- Interactive map of Pazartsi
- Country: Bulgaria
- Province: Kardzhali Province
- Municipality: Momchilgrad
- Time zone: UTC+2 (EET)
- • Summer (DST): UTC+3 (EEST)

= Pazartsi =

Pazartsi is a village in Momchilgrad Municipality, Kardzhali Province, southern Bulgaria. Each September, a local fair known as Dag Bayrama takes place at the base of Stramni Rid Mountain. This event is a traditional gathering celebrated by the local community.

==Landmarks==

===Asara Fortress===
Near the neighboring village of Zvezdel, medieval Asara Fortress can be located. Constructed during the 11th and 12th centuries, this fortress was originally built to protect the nearby Zvezdel Mine, which was once used to mine gold and silver.
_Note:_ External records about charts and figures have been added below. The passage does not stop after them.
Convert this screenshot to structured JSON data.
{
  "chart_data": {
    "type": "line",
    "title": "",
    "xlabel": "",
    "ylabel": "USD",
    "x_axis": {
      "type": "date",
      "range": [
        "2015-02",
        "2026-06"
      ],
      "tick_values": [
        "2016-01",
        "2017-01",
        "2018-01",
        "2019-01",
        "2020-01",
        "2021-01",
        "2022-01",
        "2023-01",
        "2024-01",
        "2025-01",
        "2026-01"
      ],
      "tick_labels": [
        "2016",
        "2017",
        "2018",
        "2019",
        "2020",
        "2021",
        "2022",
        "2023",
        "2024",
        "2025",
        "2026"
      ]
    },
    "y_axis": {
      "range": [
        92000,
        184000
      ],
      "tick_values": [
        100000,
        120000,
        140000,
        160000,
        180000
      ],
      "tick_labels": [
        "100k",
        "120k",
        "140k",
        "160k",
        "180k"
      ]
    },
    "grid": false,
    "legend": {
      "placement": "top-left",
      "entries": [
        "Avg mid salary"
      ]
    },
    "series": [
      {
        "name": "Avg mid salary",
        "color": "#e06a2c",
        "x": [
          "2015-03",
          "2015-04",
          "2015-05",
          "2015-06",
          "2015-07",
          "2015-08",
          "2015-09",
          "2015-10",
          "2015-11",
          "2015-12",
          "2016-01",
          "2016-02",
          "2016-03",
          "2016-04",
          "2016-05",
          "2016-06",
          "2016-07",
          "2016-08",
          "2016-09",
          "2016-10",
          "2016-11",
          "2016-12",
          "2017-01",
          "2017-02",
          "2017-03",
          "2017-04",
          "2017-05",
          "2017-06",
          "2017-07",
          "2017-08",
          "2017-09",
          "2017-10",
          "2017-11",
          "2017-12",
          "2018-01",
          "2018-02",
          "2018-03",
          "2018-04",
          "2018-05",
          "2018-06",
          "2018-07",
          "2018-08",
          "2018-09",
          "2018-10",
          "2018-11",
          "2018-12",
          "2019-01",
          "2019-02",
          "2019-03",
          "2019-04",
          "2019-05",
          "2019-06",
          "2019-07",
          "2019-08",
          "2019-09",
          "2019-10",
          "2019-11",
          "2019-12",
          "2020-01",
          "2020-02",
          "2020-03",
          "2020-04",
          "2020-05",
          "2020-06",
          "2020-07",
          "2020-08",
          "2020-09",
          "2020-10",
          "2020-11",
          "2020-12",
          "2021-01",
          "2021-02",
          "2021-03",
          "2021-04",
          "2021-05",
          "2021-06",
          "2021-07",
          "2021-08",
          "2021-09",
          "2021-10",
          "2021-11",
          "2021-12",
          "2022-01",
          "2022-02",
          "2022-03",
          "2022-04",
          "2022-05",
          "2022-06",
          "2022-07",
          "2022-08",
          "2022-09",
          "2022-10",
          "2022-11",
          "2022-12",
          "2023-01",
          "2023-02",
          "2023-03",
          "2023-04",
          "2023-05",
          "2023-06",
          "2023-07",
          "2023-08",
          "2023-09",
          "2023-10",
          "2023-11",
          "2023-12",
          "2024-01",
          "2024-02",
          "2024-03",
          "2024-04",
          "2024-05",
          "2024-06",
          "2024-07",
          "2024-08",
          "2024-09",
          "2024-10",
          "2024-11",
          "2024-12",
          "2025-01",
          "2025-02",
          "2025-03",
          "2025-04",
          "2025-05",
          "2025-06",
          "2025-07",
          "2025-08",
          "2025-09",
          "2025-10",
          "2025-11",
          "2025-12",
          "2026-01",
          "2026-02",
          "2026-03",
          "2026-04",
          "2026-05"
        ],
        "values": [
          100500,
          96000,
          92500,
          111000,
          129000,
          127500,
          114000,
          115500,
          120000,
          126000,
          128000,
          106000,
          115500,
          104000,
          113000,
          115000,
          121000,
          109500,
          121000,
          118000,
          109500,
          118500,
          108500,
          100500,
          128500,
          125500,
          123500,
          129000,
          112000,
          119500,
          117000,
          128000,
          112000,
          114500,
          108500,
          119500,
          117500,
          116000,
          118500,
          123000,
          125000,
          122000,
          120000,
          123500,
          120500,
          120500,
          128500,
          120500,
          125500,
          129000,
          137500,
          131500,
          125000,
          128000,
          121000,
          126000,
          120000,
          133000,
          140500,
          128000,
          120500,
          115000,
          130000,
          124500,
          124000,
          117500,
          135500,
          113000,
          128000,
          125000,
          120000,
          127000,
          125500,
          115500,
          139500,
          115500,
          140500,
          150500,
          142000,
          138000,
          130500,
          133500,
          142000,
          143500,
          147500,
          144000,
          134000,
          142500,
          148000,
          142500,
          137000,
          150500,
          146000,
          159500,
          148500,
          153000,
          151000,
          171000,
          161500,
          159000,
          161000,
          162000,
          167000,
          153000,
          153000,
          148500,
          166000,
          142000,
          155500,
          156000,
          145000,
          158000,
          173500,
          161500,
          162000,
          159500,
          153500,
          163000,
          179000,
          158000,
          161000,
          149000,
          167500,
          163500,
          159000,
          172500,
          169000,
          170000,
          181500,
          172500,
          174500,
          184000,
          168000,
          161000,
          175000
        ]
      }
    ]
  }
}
Among the discoveries from the site are unique medallions which are decorated with gold leaf and can be found within the chapel of the fortress.

===Momchilgard Museum===
Momchilgard hosts a museum collection which was established in 1969 and is recognized as the first in the Kardzhali Region. Located within the New Life community center, this museum features a diverse array of 1,200 archaeological, ethnographic, and natural exhibits.

===Orpheus' Sanctuary===
Orpheus' Sanctuary, can be located roughly 19 km (11.8 miles) north of Pazartsi, near the village of Tatul This site holds archeological significance, and includes both an ancient pagan sanctuary and a medieval fortress.

===Petrified Forest===
Nearby, the natural phenomenon known as the Petrified Forest can be found in the settlement of the village of Raven, roughly 25 km (15.5 miles) northeast of Pazartsi. This site has been registered as a protected landmark, and features fossilized trees estimated to be around 30 million years old.

===Borovets Reserve===
Additionally, the Borovets Reserve, located near Raven, is one of four reserves in the Eastern Rhodopes. This reserve, important for its preservation of the easternmost natural pine habitat, has been registered as a protected site to maintain its diverse flora and endangered fauna.